# Filly Fairy stopped in TEXAS!!



## txminipinto (Apr 10, 2008)

Our mare, Rosie, FINALLY foaled (at 340 days) a beautiful bay/white filly yesterday afternoon while I was at work. Came home and found the filly on the wrong side of the fence! All appears fine this morning. Will post better pics next week when I have some help!


----------



## Ponygirl (Apr 10, 2008)

AWESOME.....Congratulations, Carin......I know it's been a long wait, but well worth it....is she a big filly or on the smaller side? What is her name????

I know she'll be on the show circuit, huh???

Go get some sleep!!!


----------



## txminipinto (Apr 10, 2008)

Opps forgot to add that her cannon bone measurement was 9" and off the formula I figured she'd mature around 38". I don't believe that. She'll mature about the same size as momma 42-43". I'm going to remeasure when she straightens up a little more.

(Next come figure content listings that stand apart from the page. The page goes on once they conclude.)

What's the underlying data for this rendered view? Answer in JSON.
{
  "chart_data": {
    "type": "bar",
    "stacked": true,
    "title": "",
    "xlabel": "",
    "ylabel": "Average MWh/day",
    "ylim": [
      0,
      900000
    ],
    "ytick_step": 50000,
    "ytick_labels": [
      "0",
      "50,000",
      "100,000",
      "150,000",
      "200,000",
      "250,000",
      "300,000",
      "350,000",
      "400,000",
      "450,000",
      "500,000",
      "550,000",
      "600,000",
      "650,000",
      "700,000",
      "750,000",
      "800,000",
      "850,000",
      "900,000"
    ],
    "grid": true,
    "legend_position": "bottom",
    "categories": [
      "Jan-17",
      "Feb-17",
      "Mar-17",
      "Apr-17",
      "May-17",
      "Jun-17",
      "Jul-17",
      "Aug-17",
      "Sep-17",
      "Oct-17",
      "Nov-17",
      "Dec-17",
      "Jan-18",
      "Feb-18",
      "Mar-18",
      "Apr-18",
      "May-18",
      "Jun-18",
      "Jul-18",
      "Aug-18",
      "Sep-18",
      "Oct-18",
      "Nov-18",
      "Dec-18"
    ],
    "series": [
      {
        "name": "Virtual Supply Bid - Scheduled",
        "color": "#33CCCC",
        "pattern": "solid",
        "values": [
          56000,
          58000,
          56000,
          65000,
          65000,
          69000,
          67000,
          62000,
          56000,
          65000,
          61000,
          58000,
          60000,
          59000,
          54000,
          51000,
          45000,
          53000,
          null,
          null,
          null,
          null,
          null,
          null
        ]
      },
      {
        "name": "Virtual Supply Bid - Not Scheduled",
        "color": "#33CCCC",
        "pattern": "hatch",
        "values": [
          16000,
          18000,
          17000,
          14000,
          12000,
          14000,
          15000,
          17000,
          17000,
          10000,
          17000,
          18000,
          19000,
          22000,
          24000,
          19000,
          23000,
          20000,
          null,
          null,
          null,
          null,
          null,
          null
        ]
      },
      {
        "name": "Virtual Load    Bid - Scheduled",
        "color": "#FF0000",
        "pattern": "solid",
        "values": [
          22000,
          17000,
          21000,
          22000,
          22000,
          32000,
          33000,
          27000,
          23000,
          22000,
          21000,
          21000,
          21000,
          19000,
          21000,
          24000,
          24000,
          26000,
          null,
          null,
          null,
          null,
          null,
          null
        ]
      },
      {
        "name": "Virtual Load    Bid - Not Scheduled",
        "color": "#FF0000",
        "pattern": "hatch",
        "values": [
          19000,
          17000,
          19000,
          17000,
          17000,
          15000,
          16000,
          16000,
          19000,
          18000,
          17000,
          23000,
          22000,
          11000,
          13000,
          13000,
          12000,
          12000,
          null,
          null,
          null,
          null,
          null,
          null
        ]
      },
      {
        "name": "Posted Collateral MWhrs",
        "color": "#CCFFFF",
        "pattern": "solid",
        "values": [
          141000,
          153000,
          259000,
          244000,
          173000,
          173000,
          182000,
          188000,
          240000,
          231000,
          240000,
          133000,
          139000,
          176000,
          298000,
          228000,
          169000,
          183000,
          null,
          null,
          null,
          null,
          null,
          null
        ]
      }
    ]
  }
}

No name yet! I need help mixing Fashionable Lady's Esquire and Country Star Rosie Flores.


----------



## MiniHunterHorseFan (Apr 10, 2008)

Awww. Cute! How about Pondering Oaks Fashionable Roses? Or is that too many letters? What is the limit anyway?


----------



## txminipinto (Apr 10, 2008)

Hey, Elizabeth, you're the second that's come up with that name! Gonna have to roll it over a couple times in my head.



Thanks!


----------



## Leeana (Apr 10, 2008)

She is adorable





Hmm well im not the best with names but i have a few ...Pondering Oaks Roses Of Esquire


----------



## MBhorses (Apr 10, 2008)

she is a doll

love her markings.


----------



## Karen S (Apr 10, 2008)

Congrats Carin! Now you can rest and play with your new baby.

How about:

Pondering Oaks Fashion Statement? (32 characters total)

Karen


----------



## Coventry Lane Farm (Apr 10, 2008)

Finally she arrived for you Karen, glad that all is well also. Nice filly too, send the filly fairy up here to Pa when you are done also......now you can get some sleep. I have a terrible time with naming foals, most of the time Scott comes up with a name after a few days, good thing I don't have kids. Congrats and I'll tell Rosie that she has a sister. My father has claimed that Rosie Patches is his favorite horse of the farm now. He loves them all but he has his picks for sure.


----------



## Filipowicz Farm (Apr 10, 2008)

Congratulations on a beautiful filly, love her markings.


----------



## Irish Hills Farm (Apr 10, 2008)

Congratulations on an adorable filly!


----------



## hairicane (Apr 11, 2008)

Congrats on your lovely new filly!!!


----------